The FDA can finally implement that big compounding law … nearly six years later

The FDA prevailed last week in a key lawsuit over its compounding rules. The dispute was over when a compounder can make a product using bulk powder. That might seem dull, but trust me, it's not: It’s a dispute that cuts to the heart of the compounding rules written by Congress after the 2012 fungal meningitis outbreak caused by compounded drugs, which killed 76. And on Thursday, D.C. District District Court Judge Amit Mehta upheld the FDA’s existing rules on the issue. 

For more on the case, my colleague Ed Silverman has the dispatch for STAT. But as a compounding nerd, I can’t help including a bit more color here: FDA’s policy on bulk powder has been a pain in the agency’s side for years now. In the nearly six years since Congress passed the compounding law, the agency has only come up with rules about using bulks for two out of roughly 250 substances being evaluated. Compounding experts attribute that delay, at least partially, to the controversy that has surrounded the policy being weighed in this court case.
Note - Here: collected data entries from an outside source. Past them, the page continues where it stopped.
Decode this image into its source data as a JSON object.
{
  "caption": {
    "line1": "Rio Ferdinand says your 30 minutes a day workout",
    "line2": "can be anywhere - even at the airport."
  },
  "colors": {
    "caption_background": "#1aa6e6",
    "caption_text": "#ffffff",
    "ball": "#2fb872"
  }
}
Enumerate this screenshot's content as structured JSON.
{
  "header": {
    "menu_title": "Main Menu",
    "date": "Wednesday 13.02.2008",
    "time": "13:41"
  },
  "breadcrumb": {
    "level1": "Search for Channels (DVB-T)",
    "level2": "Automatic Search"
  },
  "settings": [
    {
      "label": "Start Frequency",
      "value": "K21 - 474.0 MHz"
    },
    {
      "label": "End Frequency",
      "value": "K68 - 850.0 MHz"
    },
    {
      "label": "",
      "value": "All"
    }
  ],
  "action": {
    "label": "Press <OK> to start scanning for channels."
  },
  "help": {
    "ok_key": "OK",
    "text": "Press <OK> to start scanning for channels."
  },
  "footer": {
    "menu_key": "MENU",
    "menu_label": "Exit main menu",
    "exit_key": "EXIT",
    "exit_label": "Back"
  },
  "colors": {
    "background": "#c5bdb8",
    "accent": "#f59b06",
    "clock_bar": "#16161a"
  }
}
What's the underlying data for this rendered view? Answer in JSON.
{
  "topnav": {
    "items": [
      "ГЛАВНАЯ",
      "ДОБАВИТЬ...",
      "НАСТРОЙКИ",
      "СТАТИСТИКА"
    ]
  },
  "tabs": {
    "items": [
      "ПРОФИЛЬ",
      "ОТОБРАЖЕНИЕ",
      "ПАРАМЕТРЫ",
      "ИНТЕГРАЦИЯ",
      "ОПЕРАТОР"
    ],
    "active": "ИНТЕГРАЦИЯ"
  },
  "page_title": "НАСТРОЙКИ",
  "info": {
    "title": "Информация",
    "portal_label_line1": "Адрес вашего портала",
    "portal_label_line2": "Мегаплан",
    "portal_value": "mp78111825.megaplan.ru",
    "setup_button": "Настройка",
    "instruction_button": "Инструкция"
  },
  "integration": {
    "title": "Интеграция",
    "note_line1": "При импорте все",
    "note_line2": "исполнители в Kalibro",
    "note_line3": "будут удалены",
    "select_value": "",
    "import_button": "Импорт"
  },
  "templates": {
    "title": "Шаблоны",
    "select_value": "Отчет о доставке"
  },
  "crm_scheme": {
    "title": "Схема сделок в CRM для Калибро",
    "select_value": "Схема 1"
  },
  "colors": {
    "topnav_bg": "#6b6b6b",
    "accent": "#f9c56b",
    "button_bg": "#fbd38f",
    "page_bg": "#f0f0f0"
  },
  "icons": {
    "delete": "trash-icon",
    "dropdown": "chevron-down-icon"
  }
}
This ruling (assuming it isn’t overturned in a presumed appeal) finally gives the agency legal cover to march ahead with its preferred policy.

“It is likely that the agency will significantly speed up its clinical need evaluations over the coming weeks and months,” said Eli Tomar, counsel at Akin Gump, who represents compounders that work with FDA-approved drugs rather than bulk drug substances.